When we understand something, we perceive the meaning of it. When we fathom something, the perception goes a little deeper. To fathom something is to penetrate to the truth of it, or plumb its depths. The word gets its depth, so to speak, from the noun sense of fathom, a unit of measurement equivalent to six feet used for gauging depth in water. Consequently, one can fathom (measure the depth of) a body of water, or fathom (attempt to get to the bottom of) a difficult or complicated matter. Such depths may seem profound and hard to comprehend, which is perhaps why fathom is so frequently used when full comprehension feels just out of reach.
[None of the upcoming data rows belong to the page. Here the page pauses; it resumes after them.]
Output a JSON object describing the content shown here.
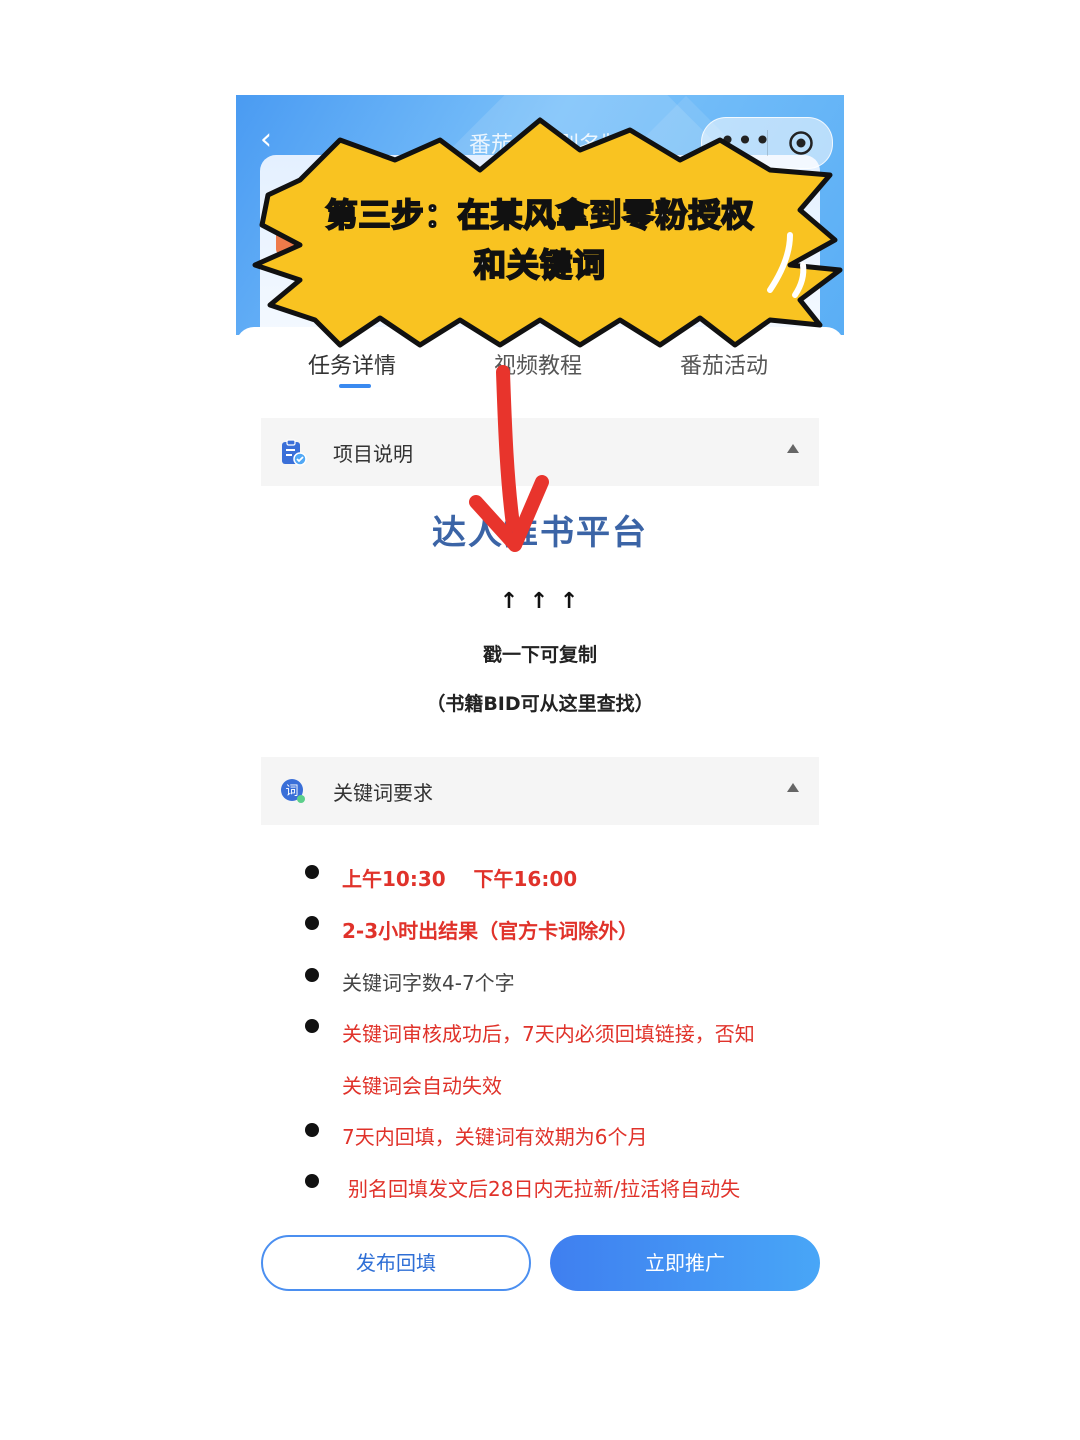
{
  "nav": {
    "title": "番茄小说别名版",
    "more_glyph": "•••"
  },
  "overlay": {
    "line1": "第三步：在某风拿到零粉授权",
    "line2": "和关键词",
    "burst_color": "#f9c321",
    "arrow_color": "#e8342c"
  },
  "tabs": [
    {
      "label": "任务详情",
      "active": true
    },
    {
      "label": "视频教程",
      "active": false
    },
    {
      "label": "番茄活动",
      "active": false
    }
  ],
  "project": {
    "section_label": "项目说明",
    "platform_title": "达人推书平台",
    "arrows": "↑ ↑ ↑",
    "copy_tip": "戳一下可复制",
    "bid_tip": "（书籍BID可从这里查找）"
  },
  "keywords": {
    "section_label": "关键词要求",
    "icon_text": "词",
    "items": [
      {
        "text": "上午10:30    下午16:00",
        "color": "red",
        "bold": true
      },
      {
        "text": "2-3小时出结果（官方卡词除外）",
        "color": "red",
        "bold": true
      },
      {
        "text": "关键词字数4-7个字",
        "color": "gray",
        "bold": false
      },
      {
        "text": "关键词审核成功后，7天内必须回填链接，否知",
        "text2": "关键词会自动失效",
        "color": "red",
        "bold": false
      },
      {
        "text": "7天内回填，关键词有效期为6个月",
        "color": "red",
        "bold": false
      },
      {
        "text": "别名回填发文后28日内无拉新/拉活将自动失",
        "color": "red",
        "bold": false
      }
    ]
  },
  "buttons": {
    "publish": "发布回填",
    "promote": "立即推广"
  },
  "colors": {
    "accent": "#3a8af0",
    "title_blue": "#3b64a6",
    "warning_red": "#e0322a"
  }
}
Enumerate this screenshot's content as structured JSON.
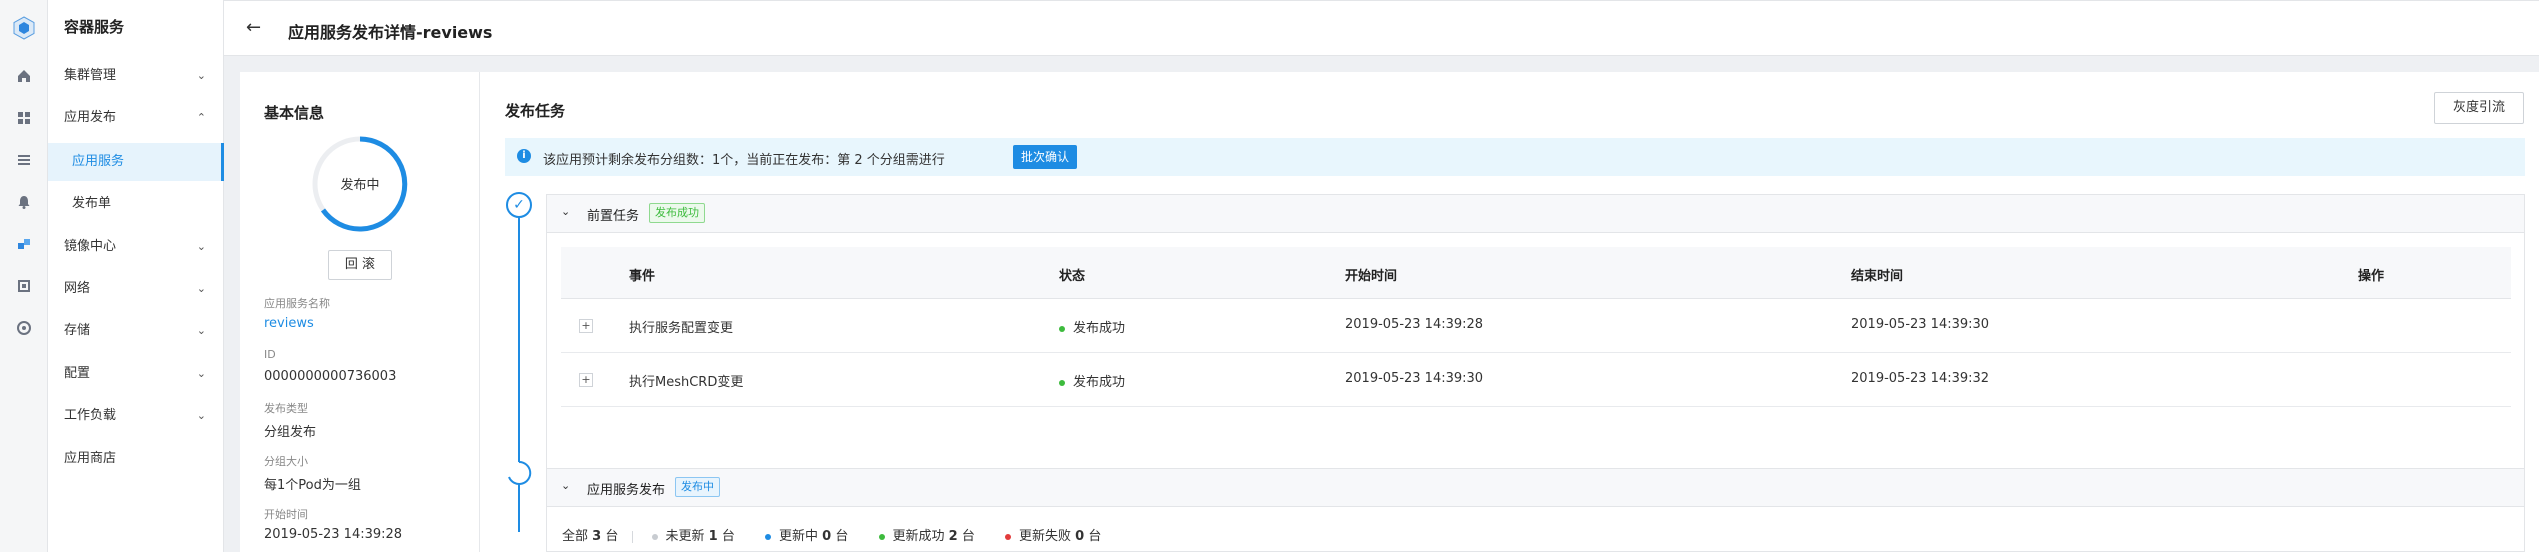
{
  "app": {
    "title": "容器服务"
  },
  "sidebar": {
    "items": [
      {
        "label": "集群管理",
        "chevron": "down"
      },
      {
        "label": "应用发布",
        "chevron": "up"
      },
      {
        "label": "应用服务",
        "active": true
      },
      {
        "label": "发布单"
      },
      {
        "label": "镜像中心",
        "chevron": "down"
      },
      {
        "label": "网络",
        "chevron": "down"
      },
      {
        "label": "存储",
        "chevron": "down"
      },
      {
        "label": "配置",
        "chevron": "down"
      },
      {
        "label": "工作负载",
        "chevron": "down"
      },
      {
        "label": "应用商店"
      }
    ]
  },
  "header": {
    "title": "应用服务发布详情-reviews"
  },
  "basic": {
    "title": "基本信息",
    "status": "发布中",
    "rollback": "回 滚",
    "fields": [
      {
        "label": "应用服务名称",
        "value": "reviews",
        "link": true
      },
      {
        "label": "ID",
        "value": "0000000000736003"
      },
      {
        "label": "发布类型",
        "value": "分组发布"
      },
      {
        "label": "分组大小",
        "value": "每1个Pod为一组"
      },
      {
        "label": "开始时间",
        "value": "2019-05-23 14:39:28"
      }
    ]
  },
  "task": {
    "title": "发布任务",
    "gray_button": "灰度引流",
    "notice": "该应用预计剩余发布分组数：1个，当前正在发布：第 2 个分组需进行",
    "confirm_button": "批次确认",
    "pre": {
      "title": "前置任务",
      "tag": "发布成功",
      "columns": [
        "事件",
        "状态",
        "开始时间",
        "结束时间",
        "操作"
      ],
      "rows": [
        {
          "event": "执行服务配置变更",
          "status": "发布成功",
          "start": "2019-05-23 14:39:28",
          "end": "2019-05-23 14:39:30"
        },
        {
          "event": "执行MeshCRD变更",
          "status": "发布成功",
          "start": "2019-05-23 14:39:30",
          "end": "2019-05-23 14:39:32"
        }
      ]
    },
    "release": {
      "title": "应用服务发布",
      "tag": "发布中",
      "total_label": "全部",
      "total": "3",
      "unit": "台",
      "stats": [
        {
          "label": "未更新",
          "count": "1",
          "color": "#c8ccd1"
        },
        {
          "label": "更新中",
          "count": "0",
          "color": "#1e8ce3"
        },
        {
          "label": "更新成功",
          "count": "2",
          "color": "#3dbb3d"
        },
        {
          "label": "更新失败",
          "count": "0",
          "color": "#e23b3b"
        }
      ]
    }
  },
  "colors": {
    "accent": "#1e8ce3",
    "success": "#3dbb3d",
    "danger": "#e23b3b"
  }
}
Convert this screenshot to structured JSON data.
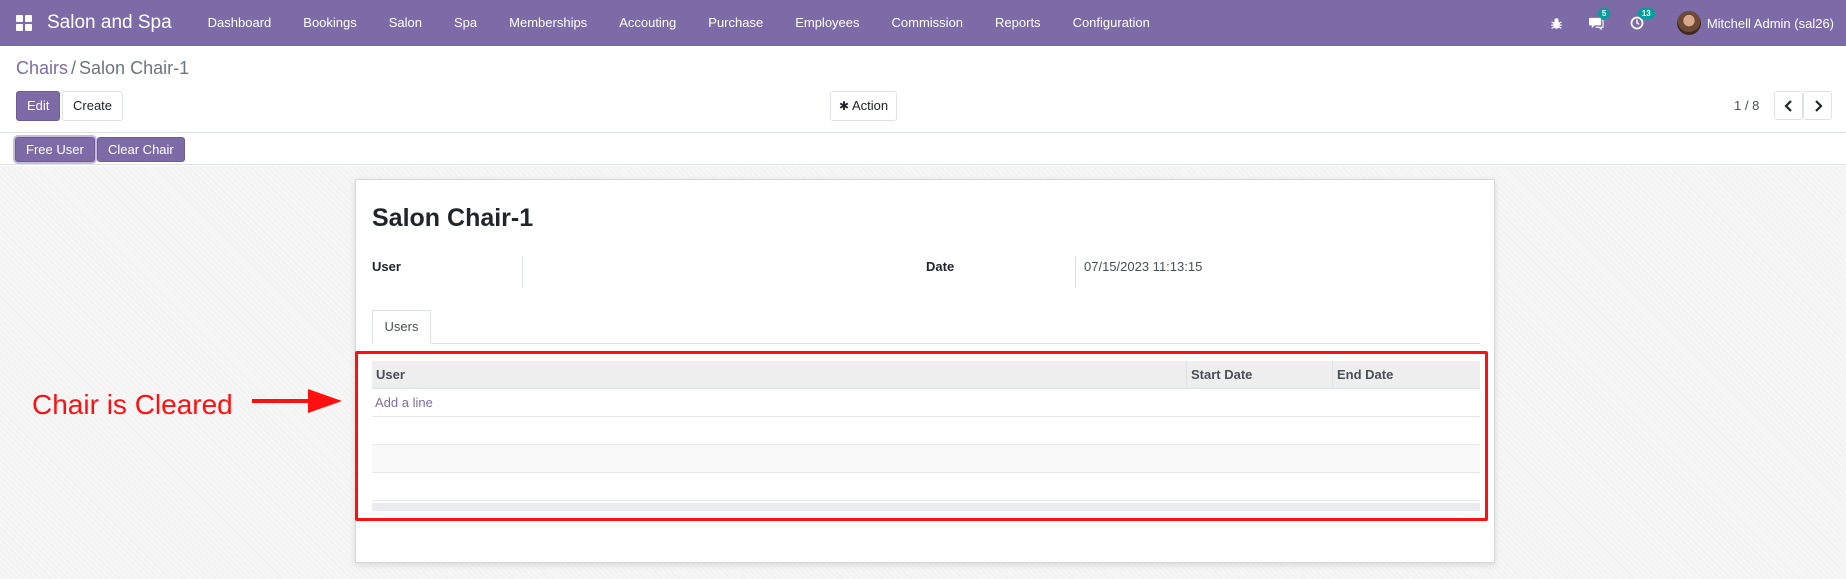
{
  "navbar": {
    "brand": "Salon and Spa",
    "menu": [
      "Dashboard",
      "Bookings",
      "Salon",
      "Spa",
      "Memberships",
      "Accouting",
      "Purchase",
      "Employees",
      "Commission",
      "Reports",
      "Configuration"
    ],
    "messages_count": "5",
    "activities_count": "13",
    "user": "Mitchell Admin (sal26)",
    "color": "#7c6ba6"
  },
  "breadcrumb": {
    "parent": "Chairs",
    "separator": "/",
    "current": "Salon Chair-1"
  },
  "buttons": {
    "edit": "Edit",
    "create": "Create",
    "action": "Action",
    "free_user": "Free User",
    "clear_chair": "Clear Chair"
  },
  "pager": {
    "value": "1 / 8"
  },
  "record": {
    "title": "Salon Chair-1",
    "user_label": "User",
    "user_value": "",
    "date_label": "Date",
    "date_value": "07/15/2023 11:13:15"
  },
  "tabs": [
    {
      "label": "Users"
    }
  ],
  "table": {
    "headers": [
      "User",
      "Start Date",
      "End Date"
    ],
    "add_line": "Add a line",
    "rows": []
  },
  "annotation": {
    "text": "Chair is Cleared",
    "color": "#ff1010"
  },
  "icons": {
    "apps": "apps-grid-icon",
    "bug": "bug-icon",
    "chat": "chat-icon",
    "activity": "clock-icon",
    "action": "gear-icon",
    "prev": "chevron-left-icon",
    "next": "chevron-right-icon"
  }
}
An idea is a thought or conception, a product of mental activity. A notion is an idea in the most general sense, but the term usually suggests thoughts of more fleeting, vague, or imperfect kind. Whereas an idea can be something fairly worked out or elaborate, perhaps even a plan of action (The student has an idea for how to become an engineer), a notion is more like a whim or impulse—a flurry of thought that hasn't been seriously worked out. Perhaps this half-baked quality explains why notions are so often rejected, challenged, or dismissed! When used in the plural, notions can take on a whole new meaning: small items used in sewing, such as buttons, hooks, and ribbon.